Kamis 21 Aug 2014 04:18 WIB

Pidato Terakhir SBY Dinilai Kering Pesan Politik Bagi Pemerintah Baru

Rep: Ahmad Islamy Jamil/ Red: Citra Listya Rini
Presiden SBY
Foto: biographypeople.info -
Presiden SBY

REPUBLIKA.CO.ID, JAKARTA -- Pidato kenegaraan terakhir yang disampaikan Presiden Susilo Bambang Yudhoyono (SBY) terkait Nota Keuangan dan Rancangan APBN 2015 pada pekan lalu, dinilai kering akan pesan-pesan politik bagi pemerintah baru.

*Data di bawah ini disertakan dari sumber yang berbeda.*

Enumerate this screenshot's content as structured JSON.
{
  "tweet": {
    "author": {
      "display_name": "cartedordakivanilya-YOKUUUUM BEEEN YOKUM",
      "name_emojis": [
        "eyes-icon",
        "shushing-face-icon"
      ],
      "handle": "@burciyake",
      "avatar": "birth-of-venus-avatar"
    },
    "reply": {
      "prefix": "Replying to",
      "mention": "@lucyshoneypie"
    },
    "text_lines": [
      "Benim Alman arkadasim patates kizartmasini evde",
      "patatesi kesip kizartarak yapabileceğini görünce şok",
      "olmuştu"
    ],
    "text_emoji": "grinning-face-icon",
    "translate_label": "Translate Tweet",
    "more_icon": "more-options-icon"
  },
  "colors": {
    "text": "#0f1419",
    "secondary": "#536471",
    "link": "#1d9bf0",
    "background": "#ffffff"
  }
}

Pengamat ekonomi dari Center of Reform on Economics (CORE) Indonesia, Hendri Saparini mengatakan, SBY dalam pidatonya tersebut lebih memberikan penekanan pada berbagai keberhasilan yang dicapai selama periode kepemimpinannya.

"Sementara, ketidakberhasilan, catatan penting, serta peringatan bagi pemerintah baru agar tidak mengulang kegagalan pemerintah sebelumnya sangat kurang diungkap," katanya di Jakarta, Rabu (20/8). 

Hendri menyebutkan ada sejumlah kegagalan kinerja pemerintahan SBY yang kurang diekspos dalam pidato kenegaraan tersebut. Antara lain, tidak tercapainya target pengentasan kemiskinan dan pengangguran selama sepuluh tahun terakhir.

Menurut Rencana Pembangunan Jangka Menengah (RPJM) Nasional 2005-2009, kata Hendri, tingkat pengangguran diproyeksikan turun menjadi 5,7 persen. Namun, dalam realisasinya, angka pengangguran hingga 2009 ternyata hanya menyusut menjadi 8,14 persen. 

Selanjutnya, realisasi pengentasan kemiskinan di Indonesia sampai tahun ini juga masih terpaku pada angka 11,2 persen. Padahal, target RPJM 2010-2014 memproyeksikan tingkat kemiskinan turun menjadi 8 persen.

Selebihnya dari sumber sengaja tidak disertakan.